There’s a history of underdog Latino candidates doing well against well-funded frontrunners. In 1996, Crandall school teacher Victor Morales stunned U.S. Rep. John Bryant of Dallas to win the Democratic Party nomination for Senate against Republican Phil Gramm. Morales, who gained popularity by driving a white pickup across Texas, lost to Gramm in the general election. Last year Bryant emerged from retirement to win a seat in the Texas House.
In 2018 progressive and little-known Democrat Seema Hernandez raised less than $10,000, but got 24% of the vote on the strength of Latino voters, particularly in counties along America’s border with Mexico. She lost that primary to former U.S. Rep. Beto O’Rourke.
In 2022, little-known former ACLU lawyer Rochelle Garza won the Democratic nomination for attorney general, beating former Galveston Mayor Joe Jaworski and North Texas civil rights attorney Lee Merritt. She lost the general election to incumbent Republican Ken Paxton, whose legal problems made him vulnerable.
“Last year, Rochelle Garza cleaned up against Joe Jaworski, though that was partly the male/female dynamic,” said North Texas-based consultant Jeff Dalton, who managed the 2020 Senate campaign of state Sen. Royce West, D-Dallas. He said Garza appealed to Latinos from the Valley and San Antonio and other parts of the state.”

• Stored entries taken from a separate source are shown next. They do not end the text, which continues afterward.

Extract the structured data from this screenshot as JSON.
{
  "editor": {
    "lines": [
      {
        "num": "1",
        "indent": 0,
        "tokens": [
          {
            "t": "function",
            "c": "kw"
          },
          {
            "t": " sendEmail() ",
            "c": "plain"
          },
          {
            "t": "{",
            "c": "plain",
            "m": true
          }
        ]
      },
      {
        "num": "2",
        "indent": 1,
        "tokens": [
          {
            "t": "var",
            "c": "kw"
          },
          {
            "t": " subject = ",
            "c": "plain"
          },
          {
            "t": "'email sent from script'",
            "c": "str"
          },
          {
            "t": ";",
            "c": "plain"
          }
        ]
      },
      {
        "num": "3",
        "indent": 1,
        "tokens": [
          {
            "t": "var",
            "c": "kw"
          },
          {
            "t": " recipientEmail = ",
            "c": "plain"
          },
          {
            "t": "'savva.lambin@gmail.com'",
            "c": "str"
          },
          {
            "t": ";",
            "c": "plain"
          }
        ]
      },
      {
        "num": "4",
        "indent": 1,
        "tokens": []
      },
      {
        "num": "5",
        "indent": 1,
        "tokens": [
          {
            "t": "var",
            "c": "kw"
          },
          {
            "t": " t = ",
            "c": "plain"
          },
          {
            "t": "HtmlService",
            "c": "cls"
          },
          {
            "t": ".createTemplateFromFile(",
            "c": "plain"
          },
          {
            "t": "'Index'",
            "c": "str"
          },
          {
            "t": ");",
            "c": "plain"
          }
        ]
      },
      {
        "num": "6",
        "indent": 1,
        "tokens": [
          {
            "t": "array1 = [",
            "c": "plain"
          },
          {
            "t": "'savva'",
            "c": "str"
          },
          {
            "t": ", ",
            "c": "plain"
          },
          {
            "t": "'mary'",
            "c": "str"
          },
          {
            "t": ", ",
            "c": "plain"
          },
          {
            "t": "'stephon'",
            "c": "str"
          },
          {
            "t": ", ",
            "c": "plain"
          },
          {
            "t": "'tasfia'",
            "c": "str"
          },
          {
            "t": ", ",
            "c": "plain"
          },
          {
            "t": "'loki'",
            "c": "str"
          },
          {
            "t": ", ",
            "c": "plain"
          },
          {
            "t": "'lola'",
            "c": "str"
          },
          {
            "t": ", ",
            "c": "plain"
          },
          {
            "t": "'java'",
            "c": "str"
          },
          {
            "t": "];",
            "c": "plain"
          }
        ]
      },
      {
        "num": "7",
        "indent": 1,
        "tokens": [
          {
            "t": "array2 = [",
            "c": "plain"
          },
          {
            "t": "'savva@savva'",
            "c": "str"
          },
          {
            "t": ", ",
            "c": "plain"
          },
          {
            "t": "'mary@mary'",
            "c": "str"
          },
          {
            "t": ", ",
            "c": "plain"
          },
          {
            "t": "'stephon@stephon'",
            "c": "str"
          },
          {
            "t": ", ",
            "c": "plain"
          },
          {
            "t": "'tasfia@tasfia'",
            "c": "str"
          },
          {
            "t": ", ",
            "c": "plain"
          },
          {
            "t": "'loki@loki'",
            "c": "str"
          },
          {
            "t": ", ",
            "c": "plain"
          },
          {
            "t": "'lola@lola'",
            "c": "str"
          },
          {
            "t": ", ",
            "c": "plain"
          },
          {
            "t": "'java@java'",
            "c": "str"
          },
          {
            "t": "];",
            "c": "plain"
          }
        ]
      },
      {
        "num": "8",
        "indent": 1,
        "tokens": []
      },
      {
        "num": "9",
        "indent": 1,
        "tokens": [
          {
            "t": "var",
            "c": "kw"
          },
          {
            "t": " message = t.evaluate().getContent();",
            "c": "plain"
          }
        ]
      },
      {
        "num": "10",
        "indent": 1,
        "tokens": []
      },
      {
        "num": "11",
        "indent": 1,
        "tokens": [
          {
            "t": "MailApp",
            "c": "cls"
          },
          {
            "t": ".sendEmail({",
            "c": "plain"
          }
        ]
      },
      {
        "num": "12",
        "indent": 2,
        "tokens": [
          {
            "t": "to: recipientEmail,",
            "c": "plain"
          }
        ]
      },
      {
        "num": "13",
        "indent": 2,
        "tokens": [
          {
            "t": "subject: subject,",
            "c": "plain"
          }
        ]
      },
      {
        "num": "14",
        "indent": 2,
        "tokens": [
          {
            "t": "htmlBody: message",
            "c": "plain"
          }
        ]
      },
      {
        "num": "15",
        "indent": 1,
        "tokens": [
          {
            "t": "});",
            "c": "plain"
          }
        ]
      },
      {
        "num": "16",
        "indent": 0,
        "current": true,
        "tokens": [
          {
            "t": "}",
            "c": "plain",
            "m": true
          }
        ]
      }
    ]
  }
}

But Gutierrez’s challenge is raising enough money to be able to amplify his message. If he can’t, Allred will drown him out.
“Anybody with a Latino last name in the Democratic primary comes in with a base,” Angle said. “The question is whether or not you could take that and expand upon it.”
Angle added that both candidates, largely unknown outside of their hometowns, will have to build a coalition to win. That means they will have to extend beyond their Black and Latino support.
“You have to build a coalition,” he said.
Taking the plunge
Though it’s been an uphill struggle for Democrats to win a statewide race, it hasn’t stopped candidates from taking the Senate plunge.
In 2018, O’Rourke lost to Cruz by 2.6 percentage points, so next year Democrats think they have a shot against the controversial junior senator and former presidential contender.
O’Rourke had light competition in the primary.
Next year, a Democrat might have to win a family fight before challenging Cruz. Dalton said a competitive primary could help raise the profiles of the contenders and make them better candidates.
“Primaries are not necessarily a bad thing,” Dalton said. “Sometimes a primary can raise attention about the race or help people raise money.”
Most Democrats warn against a bitter fight.
“I hope that people run for only one reason and that is to beat Ted Cruz,” Angle said. “We don’t have the luxury of symbolic campaigns.”